With back-to-school time in session, it’s all fun and games for kids with extroverted personalities or those that thrive when something new is on the horizon. But for kids who are terribly shy or introverted, heading back to school can turn into quite a stress-inducing experience.
As parents, we never like to see our children in any kind of distress, especially when it comes to trying to enjoy life at school and making new friends.
If you find yourself stressing about sending your young one to school without the proper tools to try to facilitate authentic and long-lasting friendships, even if it feels hard for the kid, there are some things you can do to help.
Let’s take a look at some of the ways in which you can help your introverted child feel more comfortable making friends at school.
1. Be sure to tell kids that being themselves always pays off when trying to make friends.
One thing that every child needs to be reminded of before starting school, especially if he's more of an introvert trying to survive in a social setting, is that even if he might feel unsure of himself walking into school, in order to make true friends, he has to show up and just be himself.
This doesn’t mean that he shouldn’t try to push himself in certain areas or not try new things because it doesn’t feel totally comfortable for him. But when he approaches new people and his peers at school, you can advise him to simply take a deep breath and let his inner light shine.
This way, there will be no faking it on his end and he will end up attracting the right kinds of friends who will make him feel comfortable and who are likely easy to connect and converse with.
2. Call the school to find out who's in the class and set up a playdate or two.
It can be unnerving for a shy or introverted child in those few weeks leading up to the first day of school because she starts to wonder who is going to be in her class and if she’ll recognize any friendly faces. As a parent, there is a way you can help combat some of this particular kind of anxiety.
Schools tend to make up their class lists several weeks before school actually starts, so you can always give the school a call and let it know about your child’s situation. At that point, it doesn’t hurt to have the school email you a class list or, if you’re super familiar with your child’s classmates, you can just ask directly if Bonnie or Steven is in her class this year.
Once you’re aware of a few of the names on the class list that you feel pretty good about, you can always call or email a few of the parents to set up a playdate before the first day of school.
It doesn’t have to be anything fancy, just a casual hangout at your place with one or two other kids of your child’s choosing.
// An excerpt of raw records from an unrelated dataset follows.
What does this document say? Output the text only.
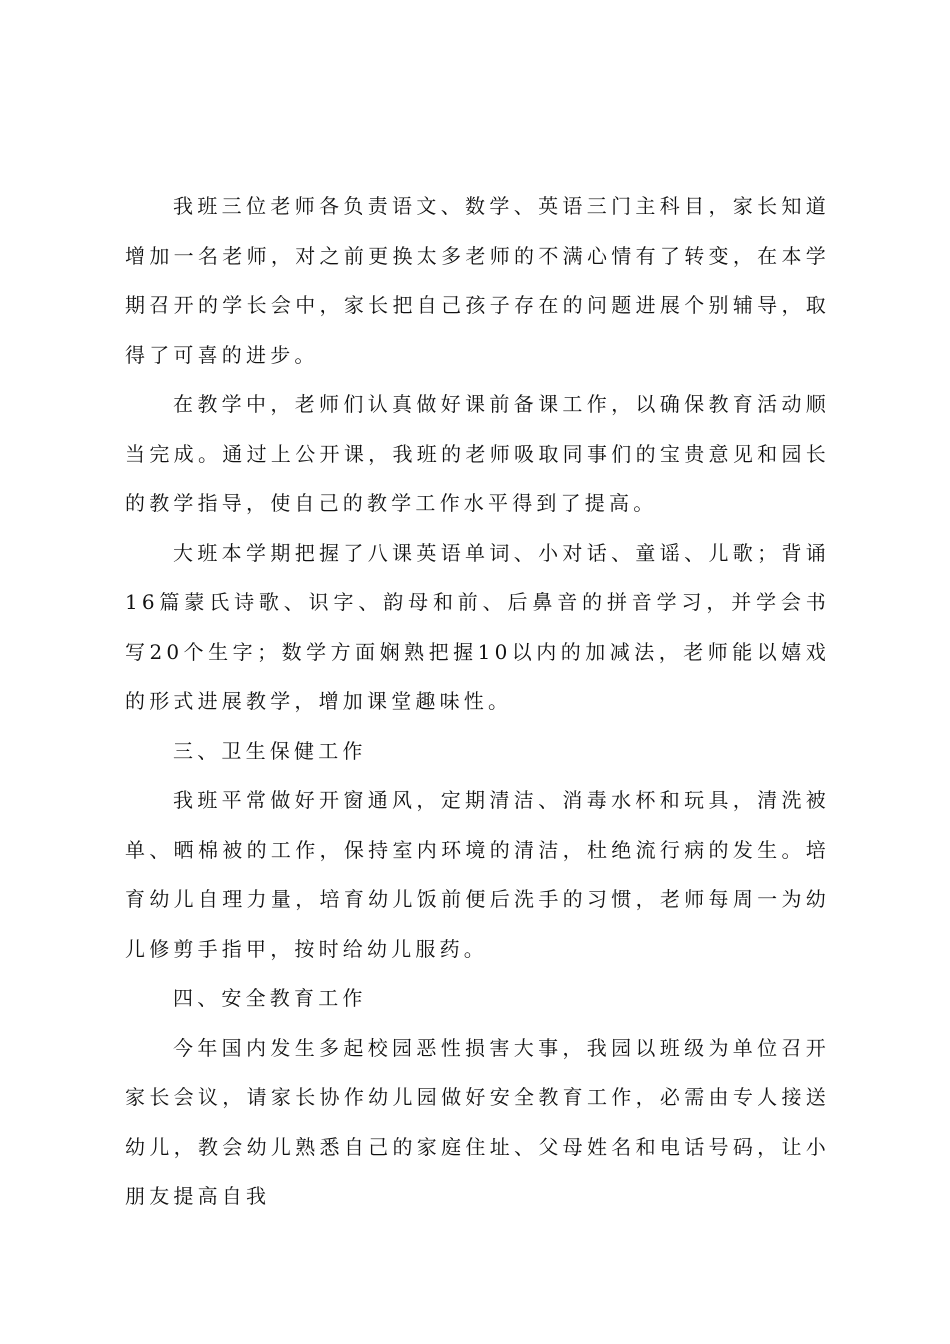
我班三位老师各负责语文、数学、英语三门主科目，家长知道增加一名老师，对之前更换太多老师的不满心情有了转变，在本学期召开的学长会中，家长把自己孩子存在的问题进展个别辅导，取得了可喜的进步。

在教学中，老师们认真做好课前备课工作，以确保教育活动顺当完成。通过上公开课，我班的老师吸取同事们的宝贵意见和园长的教学指导，使自己的教学工作水平得到了提高。

大班本学期把握了八课英语单词、小对话、童谣、儿歌；背诵16篇蒙氏诗歌、识字、韵母和前、后鼻音的拼音学习，并学会书写20个生字；数学方面娴熟把握10以内的加减法，老师能以嬉戏的形式进展教学，增加课堂趣味性。

三、卫生保健工作

我班平常做好开窗通风，定期清洁、消毒水杯和玩具，清洗被单、晒棉被的工作，保持室内环境的清洁，杜绝流行病的发生。培育幼儿自理力量，培育幼儿饭前便后洗手的习惯，老师每周一为幼儿修剪手指甲，按时给幼儿服药。

四、安全教育工作

今年国内发生多起校园恶性损害大事，我园以班级为单位召开家长会议，请家长协作幼儿园做好安全教育工作，必需由专人接送幼儿，教会幼儿熟悉自己的家庭住址、父母姓名和电话号码，让小朋友提高自我
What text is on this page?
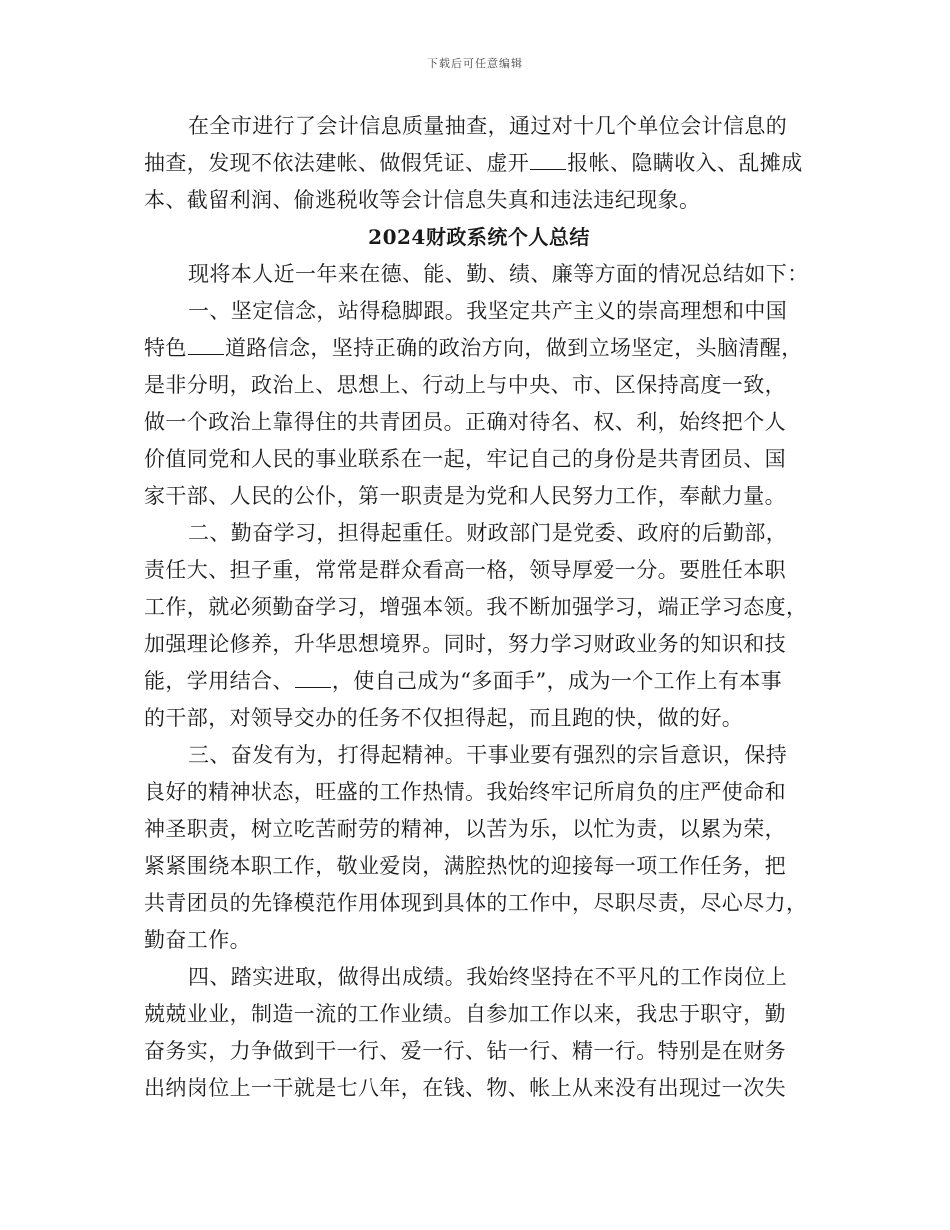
下载后可任意编辑
在全市进行了会计信息质量抽查，通过对十几个单位会计信息的
抽查，发现不依法建帐、做假凭证、虚开 报帐、隐瞒收入、乱摊成
本、截留利润、偷逃税收等会计信息失真和违法违纪现象。
2024财政系统个人总结
现将本人近一年来在德、能、勤、绩、廉等方面的情况总结如下：
一、坚定信念，站得稳脚跟。我坚定共产主义的崇高理想和中国
特色 道路信念，坚持正确的政治方向，做到立场坚定，头脑清醒，
是非分明，政治上、思想上、行动上与中央、市、区保持高度一致，
做一个政治上靠得住的共青团员。正确对待名、权、利，始终把个人
价值同党和人民的事业联系在一起，牢记自己的身份是共青团员、国
家干部、人民的公仆，第一职责是为党和人民努力工作，奉献力量。
二、勤奋学习，担得起重任。财政部门是党委、政府的后勤部，
责任大、担子重，常常是群众看高一格，领导厚爱一分。要胜任本职
工作，就必须勤奋学习，增强本领。我不断加强学习，端正学习态度，
加强理论修养，升华思想境界。同时，努力学习财政业务的知识和技
能，学用结合、 ，使自己成为“多面手”，成为一个工作上有本事
的干部，对领导交办的任务不仅担得起，而且跑的快，做的好。
三、奋发有为，打得起精神。干事业要有强烈的宗旨意识，保持
良好的精神状态，旺盛的工作热情。我始终牢记所肩负的庄严使命和
神圣职责，树立吃苦耐劳的精神，以苦为乐，以忙为责，以累为荣，
紧紧围绕本职工作，敬业爱岗，满腔热忱的迎接每一项工作任务，把
共青团员的先锋模范作用体现到具体的工作中，尽职尽责，尽心尽力，
勤奋工作。
四、踏实进取，做得出成绩。我始终坚持在不平凡的工作岗位上
兢兢业业，制造一流的工作业绩。自参加工作以来，我忠于职守，勤
奋务实，力争做到干一行、爱一行、钻一行、精一行。特别是在财务
出纳岗位上一干就是七八年，在钱、物、帐上从来没有出现过一次失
This way, the kids can chat and get to know each other a little bit and most importantly, your kid can head into class on the first day and see that she has someone she knows in her class that she can hang out and chat with in a less nerve-racking manner.
3. Have the child watch out for other kids with similar interests.
It’s important to have introverted kids and teenagers still work on their social skills because it’s vital for their education and later in life when they get out into the workforce.
Every kid has a favorite hobby or interest that brings joy. For some kids, it can be getting extra enthusiastic about expressing themselves through arts and crafts, while others just really love playing softball.
You can have your child stay attuned to what it is he enjoys doing, especially when he's at school, and just try to naturally gravitate toward like-minded kids who share those same interests.
For instance, if he enjoys spending his free period in the library borrowing books from his favorite book series, you can have him try to check out which other kids are spending their free time doing this same kind of thing. And whenever he feels comfortable doing so, he can simply strike up a conversation or hang out in the same area, and just see where things go.
In the moment, it’ll likely feel quite organic and they will have a built-in topic for the conversation, which can help things feel less awkward.
4. An introvert usually does well in smaller groups, so remind her to watch out for quality, not quantity.
No matter what grade she's in, your child is likely to come across some kind of group assignment or presentation in a classroom setting. And even if she finds herself feeling troubled about how it will all work out, you can give her a few tips to make it through.
For instance, you can always remind her that she may not feel comfortable in large groups of people or social settings, but there is likely going to be someone there that she clicks with.
Advise her to keep her eyes peeled for those open and warmer individuals who aren’t afraid to take charge in the moment, but also don’t make anyone feel stupid or less than due to differing personalities or comfort levels.
And even if it’s just that one person, just help her to remember that it’s quality over quantity when it comes to making authentic friends who you actually jive with. One or two good people are really all an introvert needs.